Prove root 3 is an irrational number

Answer 1

Let us assume that √3 is a rational number.

then, as we know a rational number should be in the form of p/q

where p and q are co- prime number.

So,

√3 = p/q { where p and q are co- prime}

√3q = p

Now, by squaring both the side

we get,

(√3q)² = p²

3q² = p² ........ ( i )


So,

if 3 is the factor of p²

then, 3 is also a factor of p ..... ( ii )

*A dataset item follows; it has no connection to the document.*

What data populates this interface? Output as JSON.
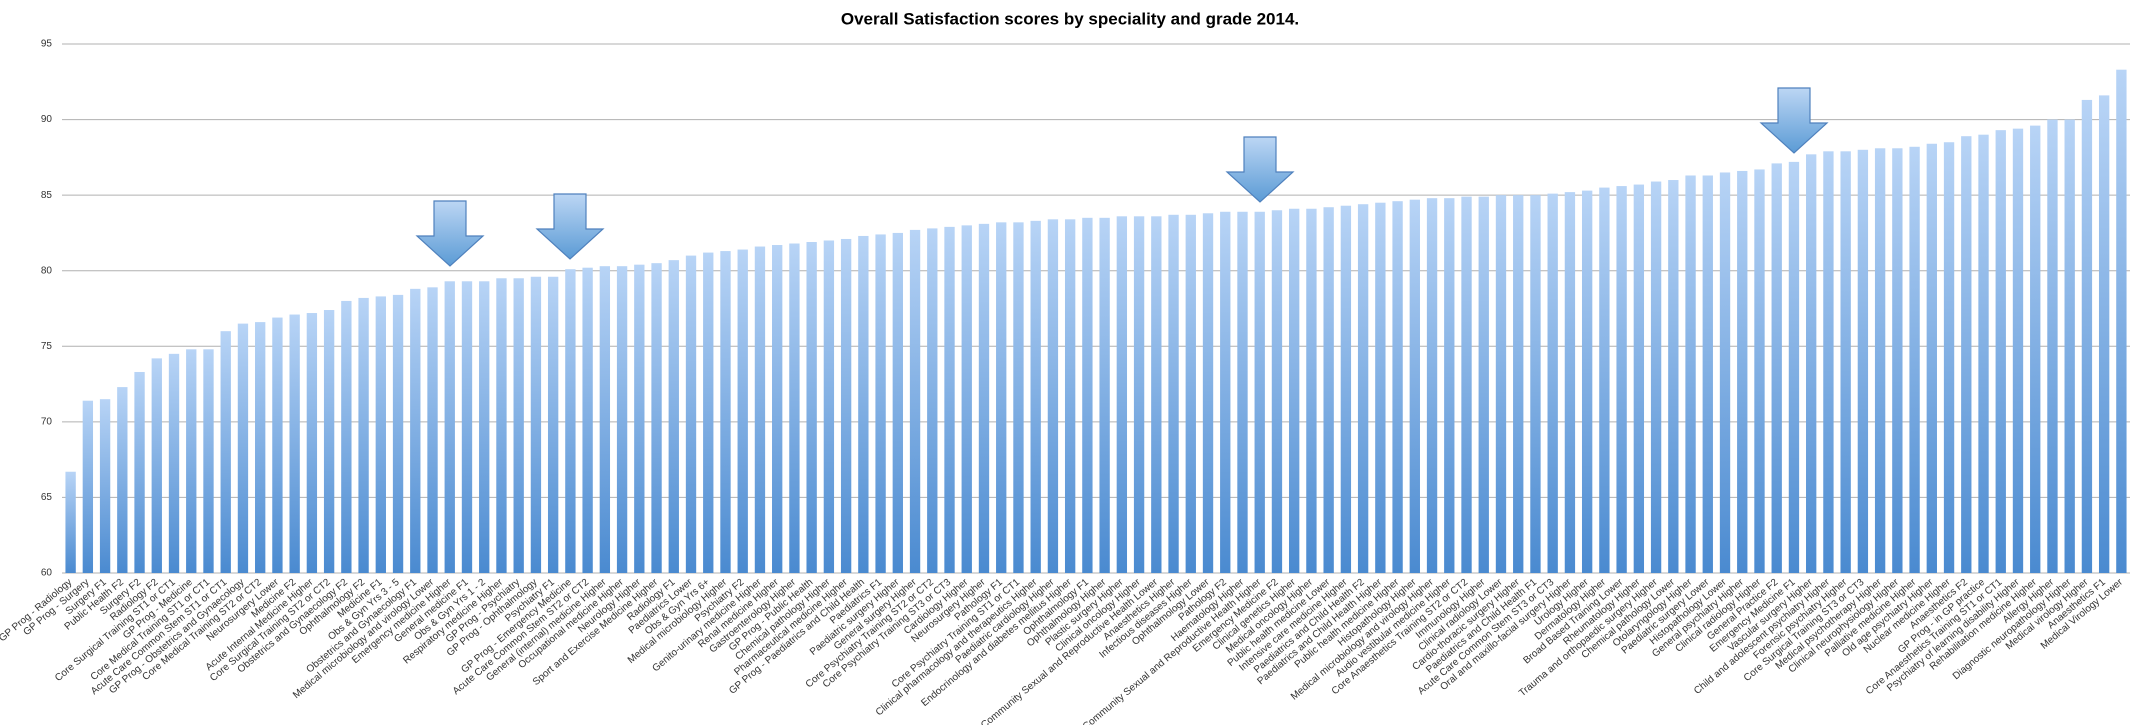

=> Let p = 3m { where m is any integer }

squaring both sides

p² = (3m)²

p² = 9m²

putting the value of p² in equation ( i )

3q² = p²

3q² = 9m²

q² = 3m²

So,

if 3 is factor of q²

then, 3 is also factor of q


Since

3 is factor of p & q both

So, our assumption that p & q are co- prime is wrong

hence,. √3 is an irrational number

Answer 2

Given:

$\sqrt {3}$

To find:

$\sqrt {3}$ is an irrational number.

Solution:

$\sqrt {3} = \frac {p}{q}$ (Were p and q is a co-prime)

$\sqrt {3 \times q} = p$

Squaring both the side in above equation

${ \sqrt {3 \times {q}^{2}} = p^{2}$

$3 \times q^{2} = p^{2}$

if 3 is a factor of $p^{2}$

Then, 3 will also be a factor of p

$\Rightarrow Let\quad p = 3 \times m$ {where m is a integer}

Squaring both sides we get

$p^{2} = {3 \times m}^{2}$

$p^{2} = 9 \times m^{2}$

Substitute the value of $p^{2}$ in the equation

$3 \times q^{2} = p^{2}$

$3 \times q^{2} = 9 \times m^{2}$

$q^{2} = 3 \times m^{2}$

If 3 is a factor of $q^{2}$

Then, 3 will also be factor of q

Hence, 3 is a factor of p & q both

So, our assumption that p & q are co-prime is wrong.

So, $\sqrt {3}$ is an "irrational number". Hence proved.